Yapılan yargılama, toplanan deliler ve tüm dosya kapsamı hep birlikte değerlendirildiğinde; 10/11/2017 tarihinde saat 22:10 sularında, … ili, … ilçesi … katılımı mevkinde davalı …Sigorta A.Ş.’ nin ZMMS sigortacısı olduğu diğer davalı …’ ın sevk ve idaresindeki … plaka sayılı aracın …Yol orta şerit üzerinde seyir halinde iken plakası ve sürücüsü tespit edilemeyen bir başka aracın (TIR) kendi aracının sağ yan kısımlarına çarparak, bu çarpmanın etkisiyle direksiyon hakimiyetini kaybettiği ve aynı istikamette sol şerit üzerinde seyir halinde olan davacı …’ e ait dava dışı sürücü …’in sevk ve idaresindeki … plaka sayılı aracın sağ ön yan kısımlarına kendi aracının sol ön yan kısmı ile çarpma neticesinde trafik kazasının meydana geldiği anlaşılmıştır. Davacı … kendisine ait … plaka sayılı araçta kazaya bağlı olarak hasar bedelinin oluştuğunu, olayda davalı sürücü beyanlarının aksine davalıya çarpan bir aracın (TIR) olmadığını, kazada tamamen davalının kusurlu olduğunu ve hasar bedelinin karşılanması gerektiği iddiasıyla işbu tazminat davasını açtığı, davalı sigorta şirketinin trafik kazası tespit tutanağında gösterildiği üzere sigortalı araca, plakası ve sürücüsü tespit edilemeyen başka bir aracın çarpması sonucunda kazanın meydana geldiğini, davalı sigortalı araç sürücüsünün kazada kusuru bulunmadığınından açılan davanın reddini savunduğu görülmüştür.
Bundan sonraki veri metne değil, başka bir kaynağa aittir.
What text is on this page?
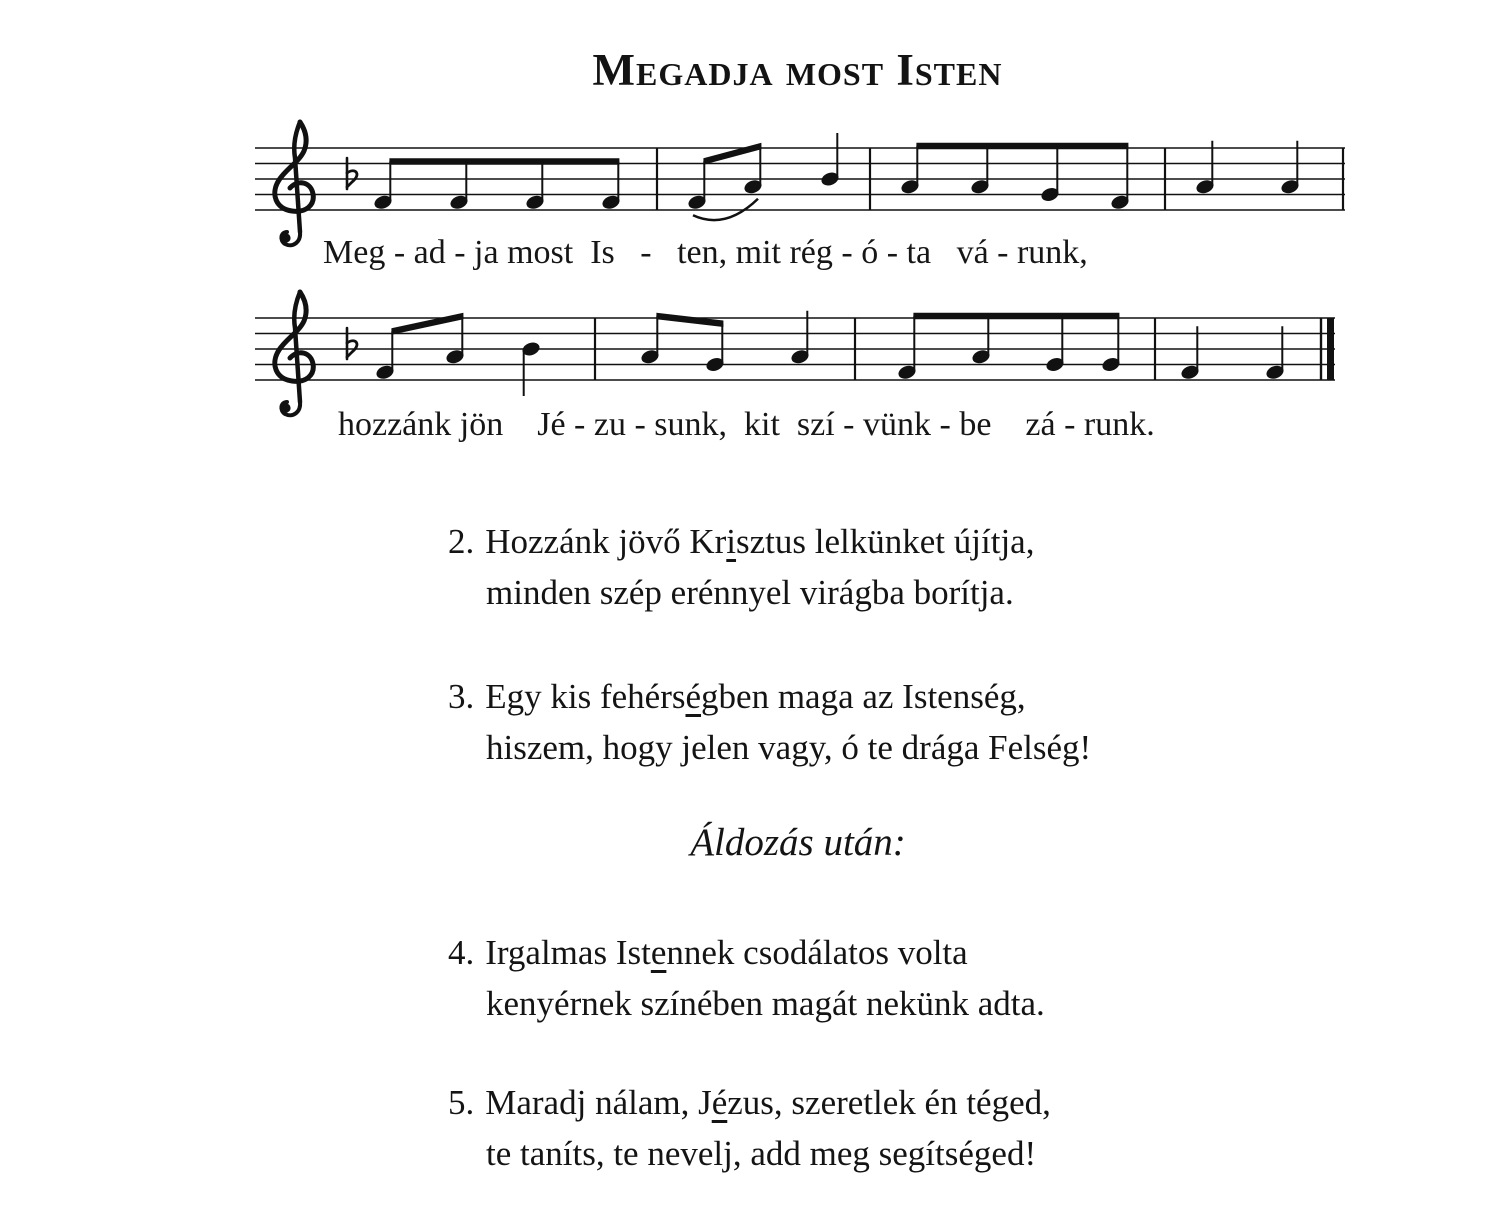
Megadja most Isten
Meg - ad - ja most  Is   -   ten, mit rég - ó - ta   vá - runk,
hozzánk jön    Jé - zu - sunk,  kit  szí - vünk - be    zá - runk.
2. Hozzánk jövő Krisztus lelkünket újítja,
minden szép erénnyel virágba borítja.
3. Egy kis fehérségben maga az Istenség,
hiszem, hogy jelen vagy, ó te drága Felség!
4. Irgalmas Istennek csodálatos volta
kenyérnek színében magát nekünk adta.
5. Maradj nálam, Jézus, szeretlek én téged,
te taníts, te nevelj, add meg segítséged!
Áldozás után:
Uyuşmazlığın temeli, kazanın oluş şekli ve özellikle davalı sürücüye başka bir aracın çarpması suretiyle mi / yoksa böyle bir çarpma gerçekleşmeyip tamamen davalı sürücünün kusuruyla mı- kazanın meydana geldiği noktasında toplanmaktadır.
Hemen belirtmek gerekir ki, kazanın akabinde resmi görevli trafik polis memurları tarafından tutulan tutanakta, sürücülerin kendi beyanlarından ve araçların hasarlı bölgelerinden yapılan incelemeler neticesinde; davalı sürücüye, plakası ve sürücüsü tespit edilemeyen başka bir aracın çarpması nedeniyle kazanın meydana geldiği, davacı ve davalı araç sürücülerinin kazada kusurlarının bulunmadığı, kusurun KTK 56/1-a,c madde hükümleri uyarınca şerit izleme ve takip mesafe kurallarına riayet etmeyen plakası ve sürücüsü tespit edilemeyen araçta olduğu belirlenmiş, kazaya karışan araç sürücüleri ihtirazı kayıt koymaksızın işbu trafik kaza tespit tutanağını imzalamışlardır.
Öte yandan, davalı sürücü …’ ın kendisine ait … plaka sayılı araçta kaza nedeniyle meydana gelen hasarın tazmini için kendi kasko sigorta şirketi olan … Sigorta A.Ş.’ ye başvuruda bulunduğu, kasko sigortacısının ekspertiz incelemesinde kazanın oluş şeklini trafik kazası tespit tutanağında benzer şekilde plakası tespit edilemeyen aracın sigortalı aracın sağ ön yan kısımlarına çarparak, bu çarpmanın etkisiyle sigortalı araç sürücüsünün direksiyon hakimiyetini kaybettiği, … plaka sayılı araca çarptığı şeklinde kabul edildiği hasar dosyasından anlaşılmıştır.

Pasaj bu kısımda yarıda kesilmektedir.